For both companies, however, the fact is that payment networks do not require significant capital investments and therefore these only amount to two percent of revenue. Due to this low need for investment and the high operating margin, the return on the invested capital are more than 100 percent at Mastercard. Thus, Mastercard is capable of creating significant annual free cash flows, and today these amount to four percent of the market value – and they are distributed to shareholders via a small dividend of around half a percent and share buy-backs amounting to around 3.5 percent of the market value. The management is expecting to grow net revenue by around 13 percent per year and the earnings per share by almost 20 percent. This is value creation on a grand scale, and we are happy to be a part of it.

In addition to the strong focus on developing countries, where India (as mentioned) is a good example, Mastercard is also focused on increasing the proportion of payments made with the issued cards that are processed on the company’s own network. While this proportion is close to 100 percent in the United States, the proportion is less than 45 percent in Europe. One of the reasons why Mastercard’s revenue is currently growing faster than Visa’s is that Mastercard, due to reduced regulations in Europe, has been able to expand its network. Large parts of Europe have regional or national payment networks. Eased European regulations  have allowed the global networks to join the competition for payment processing services, just as Visa’s acquisition of Visa Europe from the member banks in Europe has opened up opportunities for Mastercard. The management at Mastercard has been very good at executing on these opportunities.

Today, consumer payments are virtually the entire business in the payment networks, but there is an increasing focus on the opportunities to grow the networks to also include business-to-business payments. Currently only around 30 out of 100 payments made by companies that are processed by the networks while the majority is usually via bank transfers, such as  invoices. This is less efficient and more time consuming compared to how the networks could manage the process. Therefore, investments are made in this area as it can result in a significant expansion of the market for both Mastercard and Visa. Mastercard acquired the British company Vocalink in 2017, which is a company capable of administering account-to-account payments that do not use the networks.

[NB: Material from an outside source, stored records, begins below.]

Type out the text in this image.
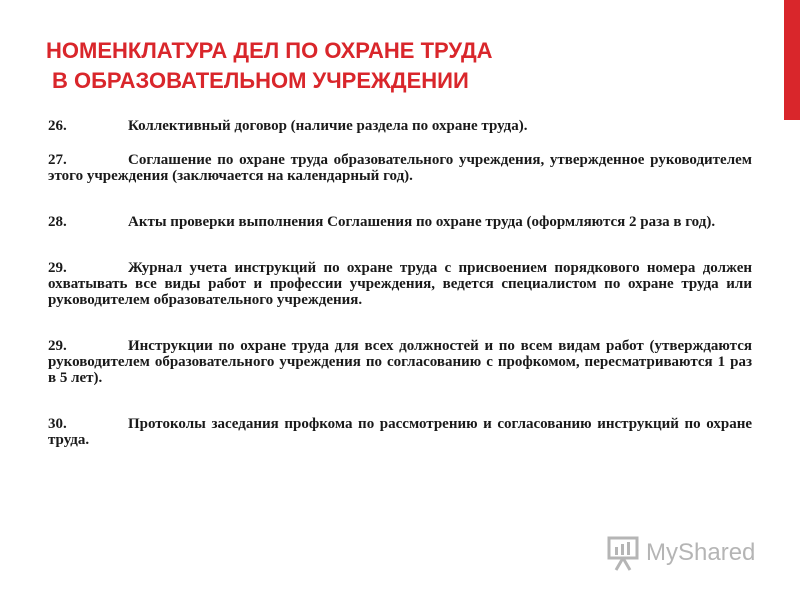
НОМЕНКЛАТУРА ДЕЛ ПО ОХРАНЕ ТРУДА
В ОБРАЗОВАТЕЛЬНОМ УЧРЕЖДЕНИИ

26.	Коллективный договор (наличие раздела по охране труда).

27.	Соглашение по охране труда образовательного учреждения, утвержденное руководителем этого учреждения (заключается на календарный год).

28.	Акты проверки выполнения Соглашения по охране труда (оформляются 2 раза в год).

29.	Журнал учета инструкций по охране труда с присвоением порядкового номера должен охватывать все виды работ и профессии учреждения, ведется специалистом по охране труда или руководителем образовательного учреждения.

29.	Инструкции по охране труда для всех должностей и по всем видам работ (утверждаются руководителем образовательного учреждения по согласованию с профкомом, пересматриваются 1 раз в 5 лет).

30.	Протоколы заседания профкома по рассмотрению и согласованию инструкций по охране труда.

MyShared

This expands the payment options that Mastercard has to offer.

Security, security and more security

Investing in IT security is the top priority in all management and board meetings at Mastercard. When a network processes around 85 billion transactions per year – amounting to more than 230 million each day, almost 10 million per hour or almost 2,700 per second (!) – you do not want to skimp on security. The person making a payment must feel completely confident that the right amount will be transferred to the right place, and that he will receive the money if a terminal tells him that the payment is accepted – and at the same time, people need to feel confident that no one can pay with a card that they are not entitled to use. In other words, security is the alpha and omega for these networks.

We view the business models of Mastercard and Visa as being incredibly stable and predictable. The migration from cash to card payments is helping to create a long-term growth curve, and even if consumer spending levels fall during
times of crisis, the networks should be able to maintain their level of revenue
– and thus, also maintain their level of earnings. In addition, the cash flows in these payment giants are inflation proof, as revenue is mostly based on the transaction volumes. At the same time, Mastercard has almost no debt, and this leaves a lot of financial manoeuvrability. Based on prospects of annual growth in earnings and free cash flow per share at around 20 percent, and a long period ahead where significant growth can be maintained, we remain satisfied co-owners – just as we have been for more than 7 years.